Pregunta

I am working on a project including a small DSL. Lexing and parsing a string in this language results in a parse tree, implemented as an abstract class called Expr, which then has many of the usual derived classes such as AssignmentExpr, InvokeExpr, AdditionExpr, et cetera, corresponding to parse tree nodes which are assignments, function invocations, additions and so forth. The project is implemented in C#.

I am currently considering the implementation of type inference for this DSL. This means that I would like to be able to take an instance of the Expr class and return something encoding information about the types of the different nodes in the tree. This type information depends on a symbol table (types of variables) and a function table (function signatures). Thus, I would like to do something like:

TypedExpr typedExpr = inferTypes(expr, symbolTable, functionTable)

Here, TypedExpr would ideally be like Expr, except with a Type property giving the type of the expression. This, however, presents the following design problems:

  1. It would make sense for TypedExpr to inherit from Expr and simply implement an additional property, Type. However, this would create two parallel inheritance hierarchies, one for TypedExpr (TypedAssignmentExpr, TypedInvokeExpr et cetera) and one for Expr (AssignmentExpr, InvokeExpr, et cetera). This is inconvenient to maintain, and the problem expands if further extensions of parse trees are required. I am not sure how this can be mitigated. One possibility would be the bridge design pattern, but I don't think this is capable of entirely solving the problem.

  2. Alternatively, Expr could simply implement a Type property, which is then null at the time of construction from the parser, and later filled out by the type inference algorithm. However, passing around objects with null fields invites NullReferenceExceptions. The TypedExpr idea would have mitigated this. Furthermore, given that the idea of the Expr class is to express a parse tree, type information is not really a part of the tree: typing is context-sensitive, and requires particular symbol and function tables.

  3. Third, the type inference method could also simply return a Dictionary< Expr, Type> which encodes type information about all nodes. This would mean that Expr remains representative of just the parse tree. The drawback of this is that the dictionary object constructed does not have any obvious properties showing that it is linked specifically to the Expr object passed to the type inference method.

I am not entirely satisfied with either of the three solutions given above.

My question is: What are the benefits and drawbacks of various approaches to this problem? Should type information be encoded directly in the parse tree, or should a parallel tree class be used?
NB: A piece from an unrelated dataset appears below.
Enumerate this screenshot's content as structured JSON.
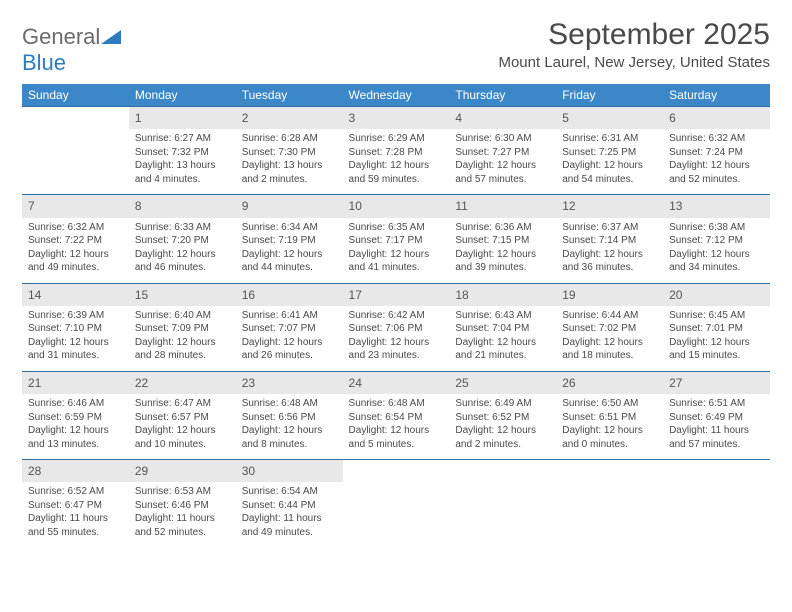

Or is the Dictionary solution the best? Is there an accepted "best practice" solution?

¿Fue útil?

Solución

Go ahead with option two. This is what can be considered a “best practice”.

The reason is that a compiler usually works in many passes (stages, phases). Parsing being the first one, type resolution another one. You can later add an optimization pass, a code generation pass etc. Usually, a single data structure, an abstract syntax tree (AST; or parse tree), is maintianed allong these passes.

The idea that “passing around objects with null fields invites NullReferenceExceptions” is just false worries. You have to handle invalid cases a introduce counter-measures to validate inputs / outputs anyway. Compilers, including simple expression processors, are pretty complex things driven by complicated rules, which involve high degrees of data structure complexity and application logic you can't simply avoid.

It is very normal for an AST to have uninitialized data. Each compilation pass, besides initial construction of the AST by the parser, then manipulates the AST, computes more information (like your type resolution phase). The AST may even change substantially, i.e. due to an optimization pass.


Side note: modern compilers, such as the latest C# compiler, employ a non-mutability policy over ASTs and other internal data structures. In that case each pass builds its own new data structure. You could then design a new set of data structures for each pass, but that may turn into an overly complex code to maintain. Someone from the C# compiler team could elaborate more on this topic.